CHAPTER XXV
A Break for Liberty
With his own hands Jack dug a grave near the brink of the river, and there he laid his uncle to rest. The Askari looked on stolidly as he gathered stones from below the bank and heaped them to form a low rude cairn. Then he went back with them to their camping-place. He could not touch the food they offered him, and when they told him the time was come to march he got up silently and moved away mechanically with the rest.
He trudged on among his captors, a prey to utter dejection, conscious of nothing but his irreparable loss. He saw nothing, heard nothing, of what was going on around him, walking automatically in a kind of stupor. His uncle was dead!—for the moment the world had for him no other fact. By degrees, as his first dazed feeling passed away, he recalled little incidents in his past life that till then had lain dormant in his memory. He remembered the first time he had consciously seen his uncle, when he was a child of four, and he was dragged in all grubby from the garden, face and hands stained with strawberry juice, to see a big man with a red face, who laughed at him, and showed him a rough yellow lump that he wore on his watch-chain. He remembered the letter when his father died; and that other letter when his mother died; and the first visit to school, when, shown into the headmaster's study, the headmaster being absent, Mr. Martindale had made friends of the dog, and was found by the great man in the act of balancing a pen on the animal's nose. He remembered too the delightful holidays, climbing in Switzerland, roaming in Normandy, gondoliering in Venice. Odd things came to his recollection, and there was not one of them but recalled some trait of character, reminded him of some past happiness.
Then as he walked his grief took on a new complexion—a longing for vengeance on the miscreant whom he regarded as directly responsible for his uncle's death—morally as culpable as if he had with his own hands committed the murder. Was this villain to remain unpunished? The thought of Elbel induced a new change of feeling. What of the natives who for so many months had looked to him for guidance and leadership? What was Barney doing? Had Samba escaped the clutches of his enemy and got back to the fort? Was the fort, indeed, still there? He remembered his promise to his uncle. At the most solemn moment of his life, under the very shadow of death, he had vowed to do all in his power to help the negroes of the Congo—and here he was, himself a prisoner among soldiers of this iniquitous government, on his way to an unknown fate.

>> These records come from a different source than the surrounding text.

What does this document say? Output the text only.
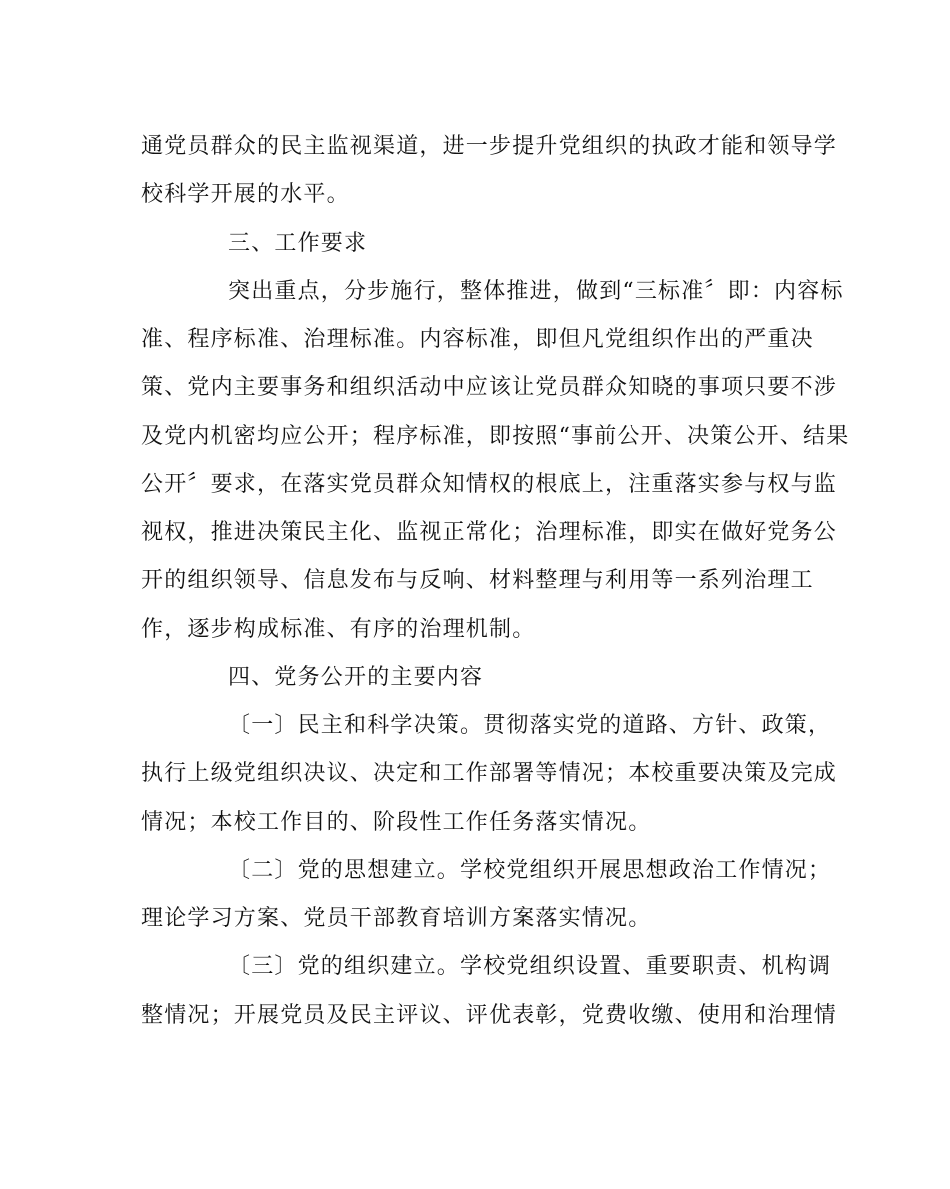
通党员群众的民主监视渠道，进一步提升党组织的执政才能和领导学
校科学开展的水平。
三、工作要求
突出重点，分步施行，整体推进，做到“三标准〞即：内容标
准、程序标准、治理标准。内容标准，即但凡党组织作出的严重决
策、党内主要事务和组织活动中应该让党员群众知晓的事项只要不涉
及党内机密均应公开；程序标准，即按照“事前公开、决策公开、结果
公开〞要求，在落实党员群众知情权的根底上，注重落实参与权与监
视权，推进决策民主化、监视正常化；治理标准，即实在做好党务公
开的组织领导、信息发布与反响、材料整理与利用等一系列治理工
作，逐步构成标准、有序的治理机制。
四、党务公开的主要内容
〔一〕民主和科学决策。贯彻落实党的道路、方针、政策，
执行上级党组织决议、决定和工作部署等情况；本校重要决策及完成
情况；本校工作目的、阶段性工作任务落实情况。
〔二〕党的思想建立。学校党组织开展思想政治工作情况；
理论学习方案、党员干部教育培训方案落实情况。
〔三〕党的组织建立。学校党组织设置、重要职责、机构调
整情况；开展党员及民主评议、评优表彰，党费收缴、使用和治理情
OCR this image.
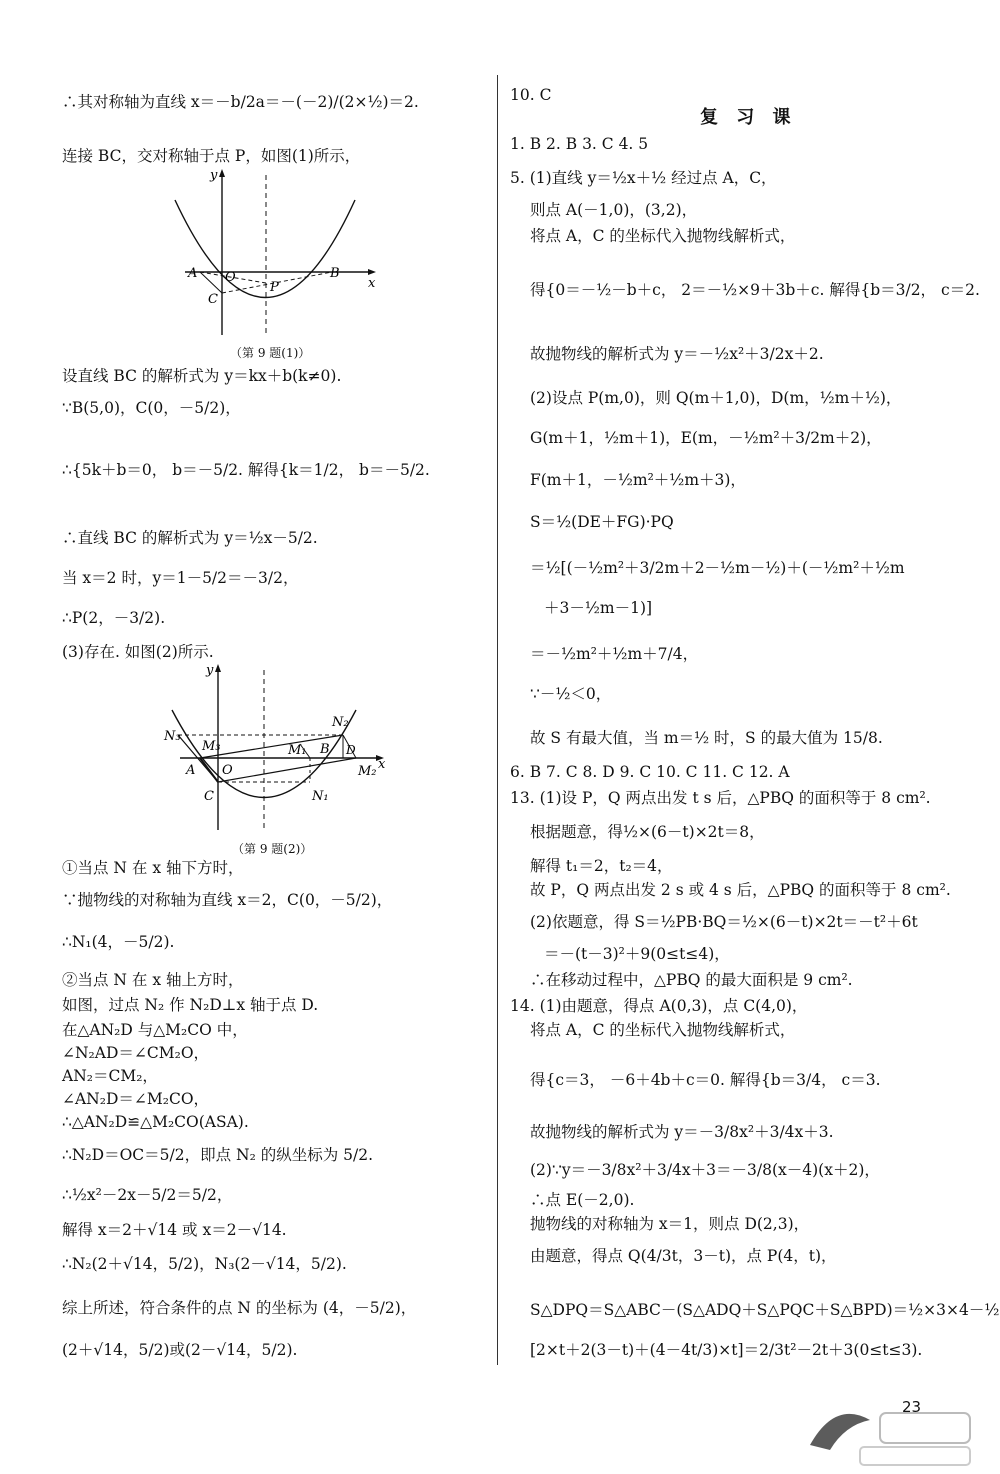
∴其对称轴为直线 x＝－b/2a＝－(－2)/(2×½)＝2.
连接 BC，交对称轴于点 P，如图(1)所示，
设直线 BC 的解析式为 y＝kx＋b(k≠0).
∵B(5,0)，C(0，－5/2)，
∴{5k＋b＝0， b＝－5/2. 解得{k＝1/2， b＝－5/2.
∴直线 BC 的解析式为 y＝½x－5/2.
当 x＝2 时，y＝1－5/2＝－3/2，
∴P(2，－3/2).
(3)存在. 如图(2)所示.
①当点 N 在 x 轴下方时，
∵抛物线的对称轴为直线 x＝2，C(0，－5/2)，
∴N₁(4，－5/2).
②当点 N 在 x 轴上方时，
如图，过点 N₂ 作 N₂D⊥x 轴于点 D.
在△AN₂D 与△M₂CO 中，
∠N₂AD＝∠CM₂O，
AN₂＝CM₂，
∠AN₂D＝∠M₂CO，
∴△AN₂D≌△M₂CO(ASA).
∴N₂D＝OC＝5/2，即点 N₂ 的纵坐标为 5/2.
∴½x²－2x－5/2＝5/2，
解得 x＝2＋√14 或 x＝2－√14.
∴N₂(2＋√14，5/2)，N₃(2－√14，5/2).
综上所述，符合条件的点 N 的坐标为 (4，－5/2)，
(2＋√14，5/2)或(2－√14，5/2).
10. C
复 习 课
1. B 2. B 3. C 4. 5
5. (1)直线 y＝½x＋½ 经过点 A，C，
则点 A(－1,0)，(3,2)，
将点 A，C 的坐标代入抛物线解析式，
得{0＝－½－b＋c， 2＝－½×9＋3b＋c. 解得{b＝3/2， c＝2.
故抛物线的解析式为 y＝－½x²＋3/2x＋2.
(2)设点 P(m,0)，则 Q(m＋1,0)，D(m，½m＋½)，
G(m＋1，½m＋1)，E(m，－½m²＋3/2m＋2)，
F(m＋1，－½m²＋½m＋3)，
S＝½(DE＋FG)·PQ
＝½[(－½m²＋3/2m＋2－½m－½)＋(－½m²＋½m
＋3－½m－1)]
＝－½m²＋½m＋7/4，
∵－½＜0，
故 S 有最大值，当 m＝½ 时，S 的最大值为 15/8.
6. B 7. C 8. D 9. C 10. C 11. C 12. A
13. (1)设 P，Q 两点出发 t s 后，△PBQ 的面积等于 8 cm².
根据题意，得½×(6－t)×2t＝8，
解得 t₁＝2，t₂＝4，
故 P，Q 两点出发 2 s 或 4 s 后，△PBQ 的面积等于 8 cm².
(2)依题意，得 S＝½PB·BQ＝½×(6－t)×2t＝－t²＋6t
＝－(t－3)²＋9(0≤t≤4)，
∴在移动过程中，△PBQ 的最大面积是 9 cm².
14. (1)由题意，得点 A(0,3)，点 C(4,0)，
将点 A，C 的坐标代入抛物线解析式，
得{c＝3， －6＋4b＋c＝0. 解得{b＝3/4， c＝3.
故抛物线的解析式为 y＝－3/8x²＋3/4x＋3.
(2)∵y＝－3/8x²＋3/4x＋3＝－3/8(x－4)(x＋2)，
∴点 E(－2,0).
抛物线的对称轴为 x＝1，则点 D(2,3)，
由题意，得点 Q(4/3t，3－t)，点 P(4，t)，
S△DPQ＝S△ABC－(S△ADQ＋S△PQC＋S△BPD)＝½×3×4－½
[2×t＋2(3－t)＋(4－4t/3)×t]＝2/3t²－2t＋3(0≤t≤3).
y
x
A O
C
P
B
（第 9 题(1)）
y
x
A O
C
B D
N₁
N₂
N₃
M₁
M₂
M₃
（第 9 题(2)）
23
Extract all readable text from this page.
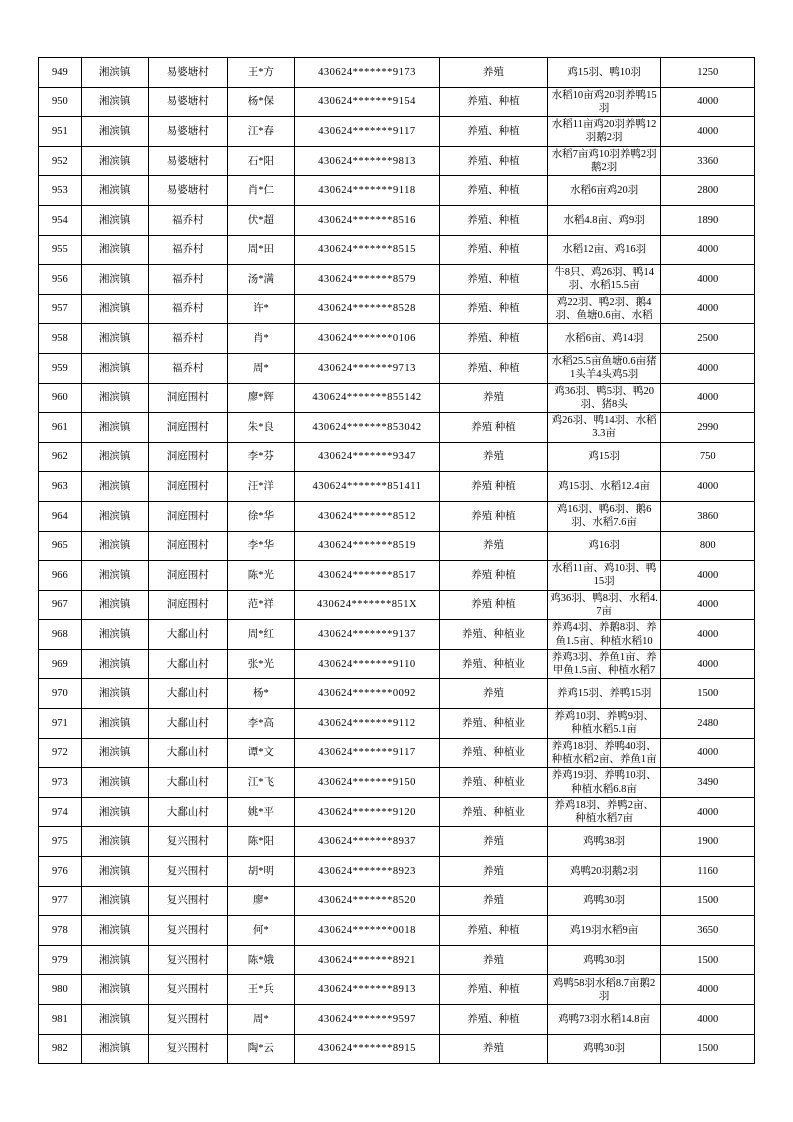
949	湘滨镇	易婆塘村	王*方	430624*******9173	养殖	鸡15羽、鸭10羽	1250
950	湘滨镇	易婆塘村	杨*保	430624*******9154	养殖、种植	水稻10亩鸡20羽养鸭15羽	4000
951	湘滨镇	易婆塘村	江*春	430624*******9117	养殖、种植	水稻11亩鸡20羽养鸭12羽鹅2羽	4000
952	湘滨镇	易婆塘村	石*阳	430624*******9813	养殖、种植	水稻7亩鸡10羽养鸭2羽鹅2羽	3360
953	湘滨镇	易婆塘村	肖*仁	430624*******9118	养殖、种植	水稻6亩鸡20羽	2800
954	湘滨镇	福乔村	伏*超	430624*******8516	养殖、种植	水稻4.8亩、鸡9羽	1890
955	湘滨镇	福乔村	周*田	430624*******8515	养殖、种植	水稻12亩、鸡16羽	4000
956	湘滨镇	福乔村	汤*满	430624*******8579	养殖、种植	牛8只、鸡26羽、鸭14羽、水稻15.5亩	4000
957	湘滨镇	福乔村	许*	430624*******8528	养殖、种植	鸡22羽、鸭2羽、鹅4羽、鱼塘0.6亩、水稻	4000
958	湘滨镇	福乔村	肖*	430624*******0106	养殖、种植	水稻6亩、鸡14羽	2500
959	湘滨镇	福乔村	周*	430624*******9713	养殖、种植	水稻25.5亩鱼塘0.6亩猪1头羊4头鸡5羽	4000
960	湘滨镇	洞庭围村	廖*辉	430624*******855142	养殖	鸡36羽、鸭5羽、鸭20羽、猪8头	4000
961	湘滨镇	洞庭围村	朱*良	430624*******853042	养殖 种植	鸡26羽、鸭14羽、水稻3.3亩	2990
962	湘滨镇	洞庭围村	李*芬	430624*******9347	养殖	鸡15羽	750
963	湘滨镇	洞庭围村	汪*洋	430624*******851411	养殖 种植	鸡15羽、水稻12.4亩	4000
964	湘滨镇	洞庭围村	徐*华	430624*******8512	养殖 种植	鸡16羽、鸭6羽、鹅6羽、水稻7.6亩	3860
965	湘滨镇	洞庭围村	李*华	430624*******8519	养殖	鸡16羽	800
966	湘滨镇	洞庭围村	陈*光	430624*******8517	养殖 种植	水稻11亩、鸡10羽、鸭15羽	4000
967	湘滨镇	洞庭围村	范*祥	430624*******851X	养殖 种植	鸡36羽、鸭8羽、水稻4.7亩	4000
968	湘滨镇	大鄱山村	周*红	430624*******9137	养殖、种植业	养鸡4羽、养鹅8羽、养鱼1.5亩、种植水稻10	4000
969	湘滨镇	大鄱山村	张*光	430624*******9110	养殖、种植业	养鸡3羽、养鱼1亩、养甲鱼1.5亩、种植水稻7	4000
970	湘滨镇	大鄱山村	杨*	430624*******0092	养殖	养鸡15羽、养鸭15羽	1500
971	湘滨镇	大鄱山村	李*高	430624*******9112	养殖、种植业	养鸡10羽、养鸭9羽、种植水稻5.1亩	2480
972	湘滨镇	大鄱山村	谭*文	430624*******9117	养殖、种植业	养鸡18羽、养鸭40羽、种植水稻2亩、养鱼1亩	4000
973	湘滨镇	大鄱山村	江*飞	430624*******9150	养殖、种植业	养鸡19羽、养鸭10羽、种植水稻6.8亩	3490
974	湘滨镇	大鄱山村	姚*平	430624*******9120	养殖、种植业	养鸡18羽、养鸭2亩、种植水稻7亩	4000
975	湘滨镇	复兴围村	陈*阳	430624*******8937	养殖	鸡鸭38羽	1900
976	湘滨镇	复兴围村	胡*明	430624*******8923	养殖	鸡鸭20羽鹅2羽	1160
977	湘滨镇	复兴围村	廖*	430624*******8520	养殖	鸡鸭30羽	1500
978	湘滨镇	复兴围村	何*	430624*******0018	养殖、种植	鸡19羽水稻9亩	3650
979	湘滨镇	复兴围村	陈*娥	430624*******8921	养殖	鸡鸭30羽	1500
980	湘滨镇	复兴围村	王*兵	430624*******8913	养殖、种植	鸡鸭58羽水稻8.7亩鹅2羽	4000
981	湘滨镇	复兴围村	周*	430624*******9597	养殖、种植	鸡鸭73羽水稻14.8亩	4000
982	湘滨镇	复兴围村	陶*云	430624*******8915	养殖	鸡鸭30羽	1500
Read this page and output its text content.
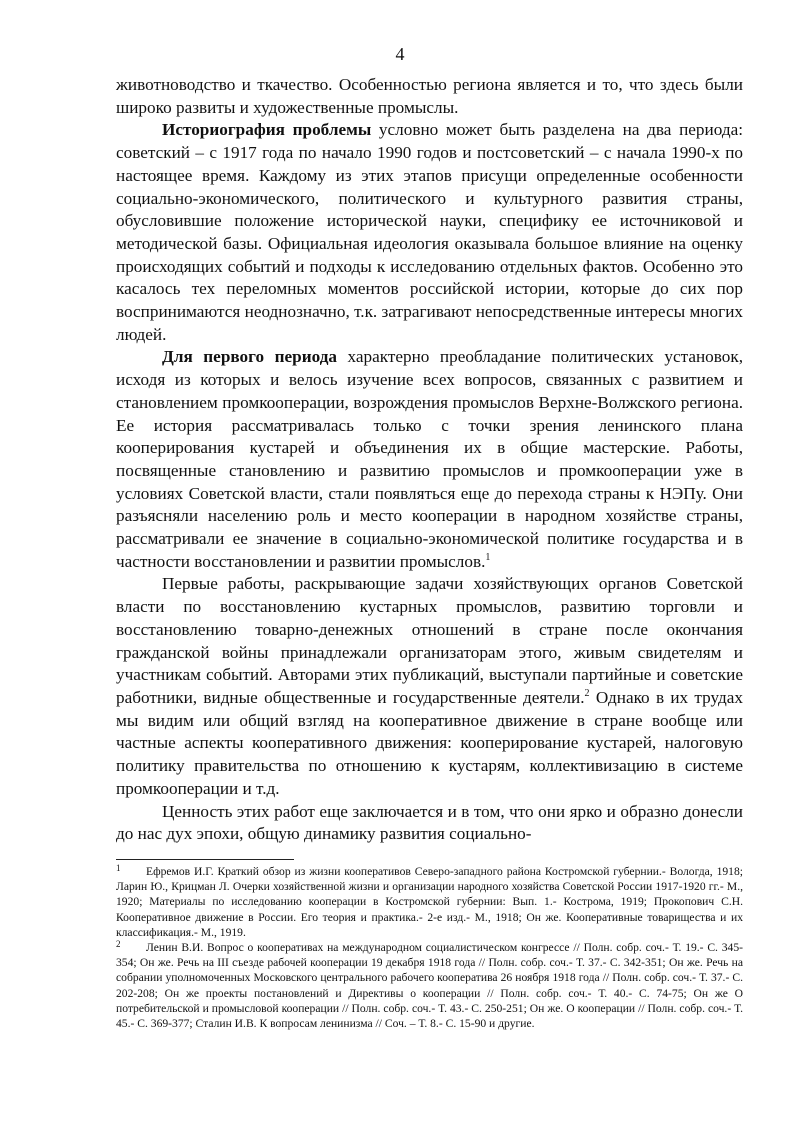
4

животноводство и ткачество. Особенностью региона является и то, что здесь были широко развиты и художественные промыслы.

Историография проблемы условно может быть разделена на два периода: советский – с 1917 года по начало 1990 годов и постсоветский – с начала 1990-х по настоящее время. Каждому из этих этапов присущи определенные особенности социально-экономического, политического и культурного развития страны, обусловившие положение исторической науки, специфику ее источниковой и методической базы. Официальная идеология оказывала большое влияние на оценку происходящих событий и подходы к исследованию отдельных фактов. Особенно это касалось тех переломных моментов российской истории, которые до сих пор воспринимаются неоднозначно, т.к. затрагивают непосредственные интересы многих людей.

Для первого периода характерно преобладание политических установок, исходя из которых и велось изучение всех вопросов, связанных с развитием и становлением промкооперации, возрождения промыслов Верхне-Волжского региона. Ее история рассматривалась только с точки зрения ленинского плана кооперирования кустарей и объединения их в общие мастерские. Работы, посвященные становлению и развитию промыслов и промкооперации уже в условиях Советской власти, стали появляться еще до перехода страны к НЭПу. Они разъясняли населению роль и место кооперации в народном хозяйстве страны, рассматривали ее значение в социально-экономической политике государства и в частности восстановлении и развитии промыслов.$^1$

Первые работы, раскрывающие задачи хозяйствующих органов Советской власти по восстановлению кустарных промыслов, развитию торговли и восстановлению товарно-денежных отношений в стране после окончания гражданской войны принадлежали организаторам этого, живым свидетелям и участникам событий. Авторами этих публикаций, выступали партийные и советские работники, видные общественные и государственные деятели.$^2$ Однако в их трудах мы видим или общий взгляд на кооперативное движение в стране вообще или частные аспекты кооперативного движения: кооперирование кустарей, налоговую политику правительства по отношению к кустарям, коллективизацию в системе промкооперации и т.д.

Ценность этих работ еще заключается и в том, что они ярко и образно донесли до нас дух эпохи, общую динамику развития социально-

1 Ефремов И.Г. Краткий обзор из жизни кооперативов Северо-западного района Костромской губернии.- Вологда, 1918; Ларин Ю., Крицман Л. Очерки хозяйственной жизни и организации народного хозяйства Советской России 1917-1920 гг.- М., 1920; Материалы по исследованию кооперации в Костромской губернии: Вып. 1.- Кострома, 1919; Прокопович С.Н. Кооперативное движение в России. Его теория и практика.- 2-е изд.- М., 1918; Он же. Кооперативные товарищества и их классификация.- М., 1919.

2 Ленин В.И. Вопрос о кооперативах на международном социалистическом конгрессе // Полн. собр. соч.- Т. 19.- С. 345-354; Он же. Речь на III съезде рабочей кооперации 19 декабря 1918 года // Полн. собр. соч.- Т. 37.- С. 342-351; Он же. Речь на собрании уполномоченных Московского центрального рабочего кооператива 26 ноября 1918 года // Полн. собр. соч.- Т. 37.- С. 202-208; Он же проекты постановлений и Директивы о кооперации // Полн. собр. соч.- Т. 40.- С. 74-75; Он же О потребительской и промысловой кооперации // Полн. собр. соч.- Т. 43.- С. 250-251; Он же. О кооперации // Полн. собр. соч.- Т. 45.- С. 369-377; Сталин И.В. К вопросам ленинизма // Соч. – Т. 8.- С. 15-90 и другие.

Thus recalled to actuality, he roused himself and began to think. He had no longer his uncle to consider; that good man was beyond reach of chicanery and spite. Why should he go to Boma? Nothing good awaited him there. He would be thrown into prison on arrival—supposing he ever arrived; he would be tried, sentenced no doubt: at Boma in such cases there were none of the law's delays; he might never be heard of again. What chance was there of fulfilling his uncle's wishes there? Was not his place at the fort, at Ilombekabasi, with Barney and Imbono and Mboyo, the people for and with whom he had already toiled and fought? There at the fort was tangible good to be done; he felt an overpowering impulse to return to his friends. Elbel had been worsted; if the resistance could be still further prolonged surely the Belgian would withdraw, though it were only to gather strength for a crushing blow; and the interval might be seized to migrate with the whole community into the forest or across the frontier.
But there was the rub. Between him and the fort there was a band of well-armed Askari and several days' journey by river and forest. Even if he escaped the former, what chance was there of success? A white man was very helpless in these African wilds—easily seen and followed, not used to fend for himself in obtaining the necessaries of life. Even Samba, forest-bred, had barely survived the perils of a solitary journey: how could a white man expect to fare so well?
Yet, so strong was Jack's longing, he resolved that, be the difficulties and dangers what they might, he would seize the barest chance of escape that offered itself. Anything would be better than to be carried on to Boma, with the terrible uncertainty, not merely regarding his own ultimate fate at the hands of an unscrupulous officialdom and a tainted judicature, but still more as to the fate of his friends at Ilombekabasi.
From that moment his whole mental attitude changed. He did not forget his grief; that pitiful scene by the river's brink could never be effaced from his mind and heart; but he resolutely set his wits to work to find an avenue of escape, and the mere effort brought relief to his sorrow. No longer was he inattentive to his surroundings. Without allowing his guards to suspect him, he was keenly on the alert, watching everything.